C++11 introduces lambdas to C++, which are largely syntactic sugar for anonymous classes—the members of the class are the (explicit) closure from the lambda’s lexical environment, and the operator() of the class is the lambda body. When you need to use a non-trivial function in a standard algorithm, it’s clearest to use a lambda rather than trying to compose function objects.

const auto paraboloid_product = accumulate(values.begin(), values.end(),
    2.0, [](double x, double y) { return (x - 1.0) * (y + 1.0); });

On the other hand, sometimes it’s better to use a simple for loop. Case in point: the for_each() algorithm, which conveys no more information than an ordinary range-based for, and can become unreadable when the types are non-trivial.

// Do this.
for (auto& p : symbols)

// Or this!
for (auto p = symbols.begin(); p != symbols.end(); ++p)

// Not this.
for_each(symbols.begin(), symbols.end(),
    [](pair<const string, shared_ptr<Value>>& p)
        { p.second->method(); });

♦ ♦ ♦

3. Use auto and decltype()

The C++11 auto keyword allows you to omit the manifest type of a variable, if a type can be deduced from the variable’s initialiser. Combined with const, this makes C++ variables look an awful lot like single static assignment registers.

const auto v = f(x, y);

Just as auto is used to deduce a declaration from an initialiser, decltype() is used to deduce a type from an expression:

decltype(v[0]) w;

Like sizeof(), decltype() does not evaluate its argument, so it’s safe to use side-effectful functions in a decltype() expression. Like const, you ought to use auto and decltype() wherever possible, specifying manifest types only when necessary. auto lets you avoid repetition at the type level, and decltype() lets you express types as contracts in terms of other types.

♦ ♦ ♦

4. Use Higher-Order Macros

One of the reasons I’m fond of functional and concatenative programming is an increased ability to reduce repetition through factoring. A functional style, and in particular a point-free style, is vastly more amenable to refactoring than imperative code. Unfortunately, C++ often makes it unwieldy to do such refactoring, even with functional style, because it is inherently an imperative language.

Despite its limitations and caveats, the C preprocessor is useful for eliminating repetition. Unlike, say, Lisp macros, which are Turing-complete, CPP is only equivalent in power to a pushdown automaton. Still, macros have one powerful feature that I use regularly: they can take other macros as arguments.

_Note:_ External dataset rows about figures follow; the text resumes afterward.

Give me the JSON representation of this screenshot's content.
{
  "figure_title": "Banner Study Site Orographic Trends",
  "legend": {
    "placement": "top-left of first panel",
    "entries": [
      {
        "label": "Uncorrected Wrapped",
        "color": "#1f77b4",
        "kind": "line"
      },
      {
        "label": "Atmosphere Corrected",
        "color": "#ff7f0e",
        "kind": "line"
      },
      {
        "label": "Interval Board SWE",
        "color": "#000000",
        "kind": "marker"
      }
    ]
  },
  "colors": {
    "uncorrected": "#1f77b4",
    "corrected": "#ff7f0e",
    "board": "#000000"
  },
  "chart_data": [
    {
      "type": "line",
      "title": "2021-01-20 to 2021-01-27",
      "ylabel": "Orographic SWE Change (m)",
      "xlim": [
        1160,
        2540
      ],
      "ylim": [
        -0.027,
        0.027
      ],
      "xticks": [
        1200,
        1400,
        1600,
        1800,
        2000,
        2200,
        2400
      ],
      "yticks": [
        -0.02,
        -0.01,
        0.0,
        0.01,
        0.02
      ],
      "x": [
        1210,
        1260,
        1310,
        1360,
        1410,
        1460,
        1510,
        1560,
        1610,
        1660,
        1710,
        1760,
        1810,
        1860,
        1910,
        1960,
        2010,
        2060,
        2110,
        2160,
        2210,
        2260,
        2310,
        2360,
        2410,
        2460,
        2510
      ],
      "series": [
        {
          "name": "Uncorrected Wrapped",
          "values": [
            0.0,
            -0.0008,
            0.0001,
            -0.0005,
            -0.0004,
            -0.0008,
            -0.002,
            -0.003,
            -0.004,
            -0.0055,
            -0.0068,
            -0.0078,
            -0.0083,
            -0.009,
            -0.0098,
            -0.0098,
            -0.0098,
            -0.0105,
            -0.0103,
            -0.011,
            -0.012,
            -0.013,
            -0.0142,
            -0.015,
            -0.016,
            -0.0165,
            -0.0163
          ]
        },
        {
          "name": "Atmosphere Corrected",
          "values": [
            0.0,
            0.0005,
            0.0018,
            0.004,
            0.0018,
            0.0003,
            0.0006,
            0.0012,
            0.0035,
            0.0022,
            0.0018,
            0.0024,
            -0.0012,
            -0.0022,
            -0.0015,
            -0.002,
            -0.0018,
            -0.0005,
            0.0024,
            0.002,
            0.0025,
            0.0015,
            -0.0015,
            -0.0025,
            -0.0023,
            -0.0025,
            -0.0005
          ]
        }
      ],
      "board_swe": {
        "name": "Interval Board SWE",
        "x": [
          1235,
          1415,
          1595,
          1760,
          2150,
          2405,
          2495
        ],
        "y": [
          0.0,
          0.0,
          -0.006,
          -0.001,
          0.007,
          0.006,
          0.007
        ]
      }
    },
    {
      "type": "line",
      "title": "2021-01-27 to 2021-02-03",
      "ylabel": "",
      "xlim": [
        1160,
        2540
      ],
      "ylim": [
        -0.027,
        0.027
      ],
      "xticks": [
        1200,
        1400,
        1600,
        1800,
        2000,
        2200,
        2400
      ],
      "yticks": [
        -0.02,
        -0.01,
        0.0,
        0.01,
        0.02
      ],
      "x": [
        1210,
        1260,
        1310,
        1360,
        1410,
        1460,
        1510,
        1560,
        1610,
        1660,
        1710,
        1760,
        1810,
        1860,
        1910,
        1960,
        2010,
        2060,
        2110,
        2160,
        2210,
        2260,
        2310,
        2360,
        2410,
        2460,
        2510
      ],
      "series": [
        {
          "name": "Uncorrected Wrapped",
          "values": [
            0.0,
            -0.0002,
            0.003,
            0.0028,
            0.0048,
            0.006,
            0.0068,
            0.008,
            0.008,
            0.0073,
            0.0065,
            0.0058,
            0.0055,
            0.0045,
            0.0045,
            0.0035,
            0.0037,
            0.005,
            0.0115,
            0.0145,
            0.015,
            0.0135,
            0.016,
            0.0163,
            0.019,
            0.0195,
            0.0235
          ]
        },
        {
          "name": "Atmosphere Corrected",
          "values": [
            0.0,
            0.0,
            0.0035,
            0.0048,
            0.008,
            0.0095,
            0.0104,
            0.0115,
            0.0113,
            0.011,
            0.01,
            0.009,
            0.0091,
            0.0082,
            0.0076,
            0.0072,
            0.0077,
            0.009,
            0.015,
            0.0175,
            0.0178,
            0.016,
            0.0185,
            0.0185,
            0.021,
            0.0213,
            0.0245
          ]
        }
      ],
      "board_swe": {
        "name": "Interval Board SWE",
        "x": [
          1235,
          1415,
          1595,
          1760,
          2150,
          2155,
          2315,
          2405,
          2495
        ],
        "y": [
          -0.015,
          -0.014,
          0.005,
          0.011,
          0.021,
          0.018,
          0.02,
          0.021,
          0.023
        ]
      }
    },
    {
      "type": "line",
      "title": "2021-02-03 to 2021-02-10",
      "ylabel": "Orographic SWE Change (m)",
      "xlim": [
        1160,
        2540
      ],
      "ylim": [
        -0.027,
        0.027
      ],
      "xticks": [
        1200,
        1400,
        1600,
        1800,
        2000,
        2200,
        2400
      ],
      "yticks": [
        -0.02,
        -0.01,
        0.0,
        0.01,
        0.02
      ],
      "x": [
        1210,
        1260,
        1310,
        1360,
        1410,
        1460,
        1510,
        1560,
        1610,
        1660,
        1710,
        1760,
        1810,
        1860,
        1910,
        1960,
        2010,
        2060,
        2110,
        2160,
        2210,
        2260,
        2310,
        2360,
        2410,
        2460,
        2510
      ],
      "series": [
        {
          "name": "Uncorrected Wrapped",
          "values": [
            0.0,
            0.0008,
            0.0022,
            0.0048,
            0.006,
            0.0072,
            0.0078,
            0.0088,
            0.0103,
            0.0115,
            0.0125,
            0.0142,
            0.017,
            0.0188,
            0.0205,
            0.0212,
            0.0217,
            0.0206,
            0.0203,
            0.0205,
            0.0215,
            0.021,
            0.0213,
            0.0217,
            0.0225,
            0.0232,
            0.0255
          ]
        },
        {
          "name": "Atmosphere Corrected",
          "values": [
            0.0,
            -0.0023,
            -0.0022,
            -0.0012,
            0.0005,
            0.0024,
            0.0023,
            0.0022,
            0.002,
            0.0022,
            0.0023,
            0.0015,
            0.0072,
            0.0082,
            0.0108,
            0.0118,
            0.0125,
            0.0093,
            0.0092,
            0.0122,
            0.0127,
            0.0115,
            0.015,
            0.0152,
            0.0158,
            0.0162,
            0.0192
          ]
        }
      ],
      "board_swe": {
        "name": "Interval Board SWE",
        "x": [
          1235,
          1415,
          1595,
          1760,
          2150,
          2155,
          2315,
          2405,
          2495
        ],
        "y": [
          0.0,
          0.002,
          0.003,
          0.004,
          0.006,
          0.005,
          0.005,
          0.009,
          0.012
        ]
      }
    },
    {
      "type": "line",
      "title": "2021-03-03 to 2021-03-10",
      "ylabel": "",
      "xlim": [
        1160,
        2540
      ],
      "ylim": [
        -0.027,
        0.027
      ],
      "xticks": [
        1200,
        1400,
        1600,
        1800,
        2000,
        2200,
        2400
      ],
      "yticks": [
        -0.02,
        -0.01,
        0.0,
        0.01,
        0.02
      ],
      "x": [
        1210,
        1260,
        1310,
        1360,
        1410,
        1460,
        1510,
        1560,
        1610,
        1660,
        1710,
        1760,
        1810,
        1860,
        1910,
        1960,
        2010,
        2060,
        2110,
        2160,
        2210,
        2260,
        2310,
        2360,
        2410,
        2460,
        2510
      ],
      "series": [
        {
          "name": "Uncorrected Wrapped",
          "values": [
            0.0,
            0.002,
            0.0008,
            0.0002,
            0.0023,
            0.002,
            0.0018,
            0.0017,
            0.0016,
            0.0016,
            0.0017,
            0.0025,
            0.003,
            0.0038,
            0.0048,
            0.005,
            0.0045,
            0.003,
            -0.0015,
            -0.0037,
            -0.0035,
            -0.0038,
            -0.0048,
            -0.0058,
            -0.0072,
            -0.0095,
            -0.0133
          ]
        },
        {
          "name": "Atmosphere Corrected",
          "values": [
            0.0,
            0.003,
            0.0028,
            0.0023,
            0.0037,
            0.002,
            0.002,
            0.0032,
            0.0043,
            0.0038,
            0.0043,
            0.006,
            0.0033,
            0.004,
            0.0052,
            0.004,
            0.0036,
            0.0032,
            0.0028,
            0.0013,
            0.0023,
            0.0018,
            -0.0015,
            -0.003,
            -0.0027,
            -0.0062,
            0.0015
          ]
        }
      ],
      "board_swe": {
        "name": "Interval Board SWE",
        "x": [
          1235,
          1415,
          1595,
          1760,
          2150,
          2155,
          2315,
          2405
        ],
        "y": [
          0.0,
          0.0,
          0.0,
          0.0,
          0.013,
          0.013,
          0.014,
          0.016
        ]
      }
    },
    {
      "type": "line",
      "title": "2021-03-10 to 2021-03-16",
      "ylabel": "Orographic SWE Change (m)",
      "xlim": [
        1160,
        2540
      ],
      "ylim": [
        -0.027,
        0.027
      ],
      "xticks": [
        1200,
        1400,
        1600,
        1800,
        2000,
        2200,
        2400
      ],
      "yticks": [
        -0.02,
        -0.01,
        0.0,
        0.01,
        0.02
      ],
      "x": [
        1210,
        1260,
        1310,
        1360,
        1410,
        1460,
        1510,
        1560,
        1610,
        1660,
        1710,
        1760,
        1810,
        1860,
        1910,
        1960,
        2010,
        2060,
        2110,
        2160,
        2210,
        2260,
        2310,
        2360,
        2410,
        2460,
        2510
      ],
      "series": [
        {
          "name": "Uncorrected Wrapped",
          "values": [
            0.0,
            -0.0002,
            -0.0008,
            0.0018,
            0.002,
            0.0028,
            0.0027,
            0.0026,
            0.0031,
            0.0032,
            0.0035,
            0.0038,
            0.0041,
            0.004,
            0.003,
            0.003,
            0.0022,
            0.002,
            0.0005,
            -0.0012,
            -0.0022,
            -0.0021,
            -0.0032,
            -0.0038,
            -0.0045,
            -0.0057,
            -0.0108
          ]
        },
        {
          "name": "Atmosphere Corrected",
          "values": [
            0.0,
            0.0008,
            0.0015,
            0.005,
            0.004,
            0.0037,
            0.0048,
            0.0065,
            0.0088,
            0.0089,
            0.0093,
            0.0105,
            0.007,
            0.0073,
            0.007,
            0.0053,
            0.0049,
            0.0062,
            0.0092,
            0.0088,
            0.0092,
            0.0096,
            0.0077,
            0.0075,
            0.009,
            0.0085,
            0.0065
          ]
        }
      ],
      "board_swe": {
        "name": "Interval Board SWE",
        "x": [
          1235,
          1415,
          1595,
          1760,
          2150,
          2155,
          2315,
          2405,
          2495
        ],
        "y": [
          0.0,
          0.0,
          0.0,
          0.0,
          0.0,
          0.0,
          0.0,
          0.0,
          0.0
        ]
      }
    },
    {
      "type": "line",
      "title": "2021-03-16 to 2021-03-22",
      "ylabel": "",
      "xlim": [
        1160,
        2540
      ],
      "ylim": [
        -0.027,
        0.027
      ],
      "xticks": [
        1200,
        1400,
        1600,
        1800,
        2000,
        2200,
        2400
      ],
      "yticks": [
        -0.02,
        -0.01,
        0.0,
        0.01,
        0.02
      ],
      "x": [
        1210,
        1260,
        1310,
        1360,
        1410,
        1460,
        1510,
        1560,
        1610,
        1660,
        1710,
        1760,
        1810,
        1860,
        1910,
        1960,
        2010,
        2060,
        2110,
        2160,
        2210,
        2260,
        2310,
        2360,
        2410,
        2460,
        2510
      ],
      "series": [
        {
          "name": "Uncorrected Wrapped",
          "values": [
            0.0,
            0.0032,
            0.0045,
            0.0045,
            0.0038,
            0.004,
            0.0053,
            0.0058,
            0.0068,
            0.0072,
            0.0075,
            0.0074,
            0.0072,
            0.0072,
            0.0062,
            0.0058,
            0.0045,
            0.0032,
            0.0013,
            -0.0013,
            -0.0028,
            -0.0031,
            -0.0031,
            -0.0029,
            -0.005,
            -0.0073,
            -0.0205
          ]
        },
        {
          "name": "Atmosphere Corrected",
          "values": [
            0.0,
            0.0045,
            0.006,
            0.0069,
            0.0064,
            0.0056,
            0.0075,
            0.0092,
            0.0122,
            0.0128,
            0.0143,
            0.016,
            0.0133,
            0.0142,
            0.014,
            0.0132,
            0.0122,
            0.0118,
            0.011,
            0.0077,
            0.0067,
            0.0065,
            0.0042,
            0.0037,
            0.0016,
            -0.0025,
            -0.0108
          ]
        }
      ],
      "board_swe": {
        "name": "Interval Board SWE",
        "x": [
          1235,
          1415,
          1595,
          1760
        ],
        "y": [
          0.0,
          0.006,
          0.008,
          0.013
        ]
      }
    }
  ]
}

Thus you can define a sequence like so:

#define FUNCTIONS(M) \
    M(add, +) \
    M(sub, -) \
    M(mul, *) \
    M(div, /)

And apply macros to every term in the sequence:

#define DECLARE(N, O) \
    int N(int, int);

#define DEFINE(N, O) \
    int N(int x, int y) { return x O y; }


#undef DEFINE
#undef DECLARE

When C++ fails to provide a mechanism of semantic abstraction for a particular problem, higher-order macros at least allow you to abstract syntactically repetitive code. Judicious use of macros to reduce repetition is a Good Thing, even if it might make you feel a bit dirty.

♦ ♦ ♦

I’m sure there’s more I’m forgetting, but that’s the meat of it. Functional style can help you out, and here are some ways to do it. These aren’t rules, just guidelines, and you should always evaluate each problem individually to determine if the usual patterns really fit. Programming is, after all, a very subtle magic. But if there’s any way to make that magic a little more fun, I’ll take it.